Advanced Micro Devices (AMD) has been reshuffling its team in the recent weeks with the most notable being that they reorganised itself to create the Radeon Technologies Group so that their graphics division and its employees were together again in one single group. AMD believed Raja Koduri was the right man to lead the new Radeon Technologies Group and this move has proven to be positive thus far.

But, there is some bad news for the chip maker as the architect of its Zen processor Jim Keller has decided to part with AMD after having been part of the team since 1998. AMD hired back Jim Keller three years ago after he did a brief stent at Apple where he was on the team that designed the Apple A4 and A5 SoCs that were used on the iPhone 4, 4S, iPad and iPad 2.

AMD believes that Zen will offer a 40 per cent IPC boost over its current Excavator CPU architecture with support for simultaneous multi-threading.

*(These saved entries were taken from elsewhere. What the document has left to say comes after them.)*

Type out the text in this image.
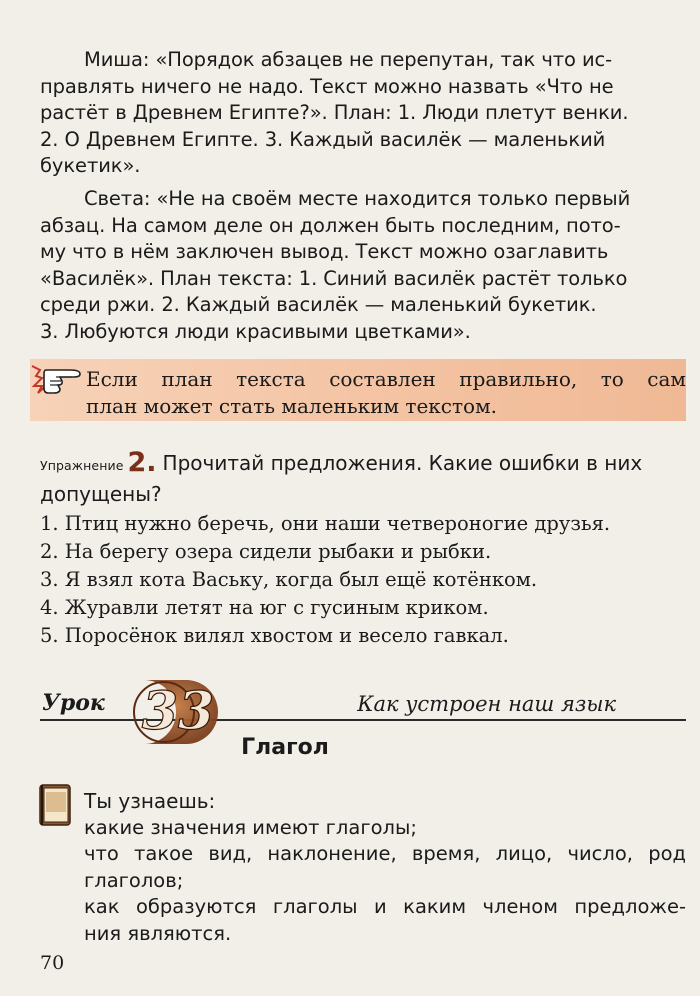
Миша: «Порядок абзацев не перепутан, так что ис-

правлять ничего не надо. Текст можно назвать «Что не

растёт в Древнем Египте?». План: 1. Люди плетут венки.

2. О Древнем Египте. 3. Каждый василёк — маленький

букетик».

Света: «Не на своём месте находится только первый

абзац. На самом деле он должен быть последним, пото-

му что в нём заключен вывод. Текст можно озаглавить

«Василёк». План текста: 1. Синий василёк растёт только

среди ржи. 2. Каждый василёк — маленький букетик.

3. Любуются люди красивыми цветками».

Если план текста составлен правильно, то сам
план может стать маленьким текстом.
Упражнение 2. Прочитай предложения. Какие ошибки в них допущены?
1. Птиц нужно беречь, они наши четвероногие друзья.
2. На берегу озера сидели рыбаки и рыбки.
3. Я взял кота Ваську, когда был ещё котёнком.
4. Журавли летят на юг с гусиным криком.
5. Поросёнок вилял хвостом и весело гавкал.
Урок 33	Как устроен наш язык
Глагол

Ты узнаешь:

какие значения имеют глаголы;

что такое вид, наклонение, время, лицо, число, род

глаголов;

как образуются глаголы и каким членом предложе-

ния являются.

70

AMD is rumored to be launching Zen FX series processors first with hopes that gamers will flock to them due to the high core count, clock speeds and it being the first AMD platform to support DRR4 memory and so on. The 14nm AMD Zen processor series isn’t expected to come out until 2016 and by then Intel will have likely moved beyond its 6th Gen Skylake processors and will be competing with Kaby Lake.

But apart from Keller moving out, Phil Rogers is also expected to change houses to NVIDIA to become its chief server architect; Phil has been at AMD/ATI for 21 years straight and has been a fellow for the past eight years. In recent years, Rogers has been responsible for helping build and grow the software ecosystem behind AMD’s heterogeneous computing products and the Heterogeneous System Architecture (HSA). He was one of the folks that helped get the HSA Foundation off the ground and was the first president of the organization that includes members like ARM, Imagination, Mediatek, Qualcomm and Samsung. In his new role it is believed that he’ll help NVIDIA with its NVLink CPU and GPU interconnect on the upcoming Pascal GPU architecture that is due out next year.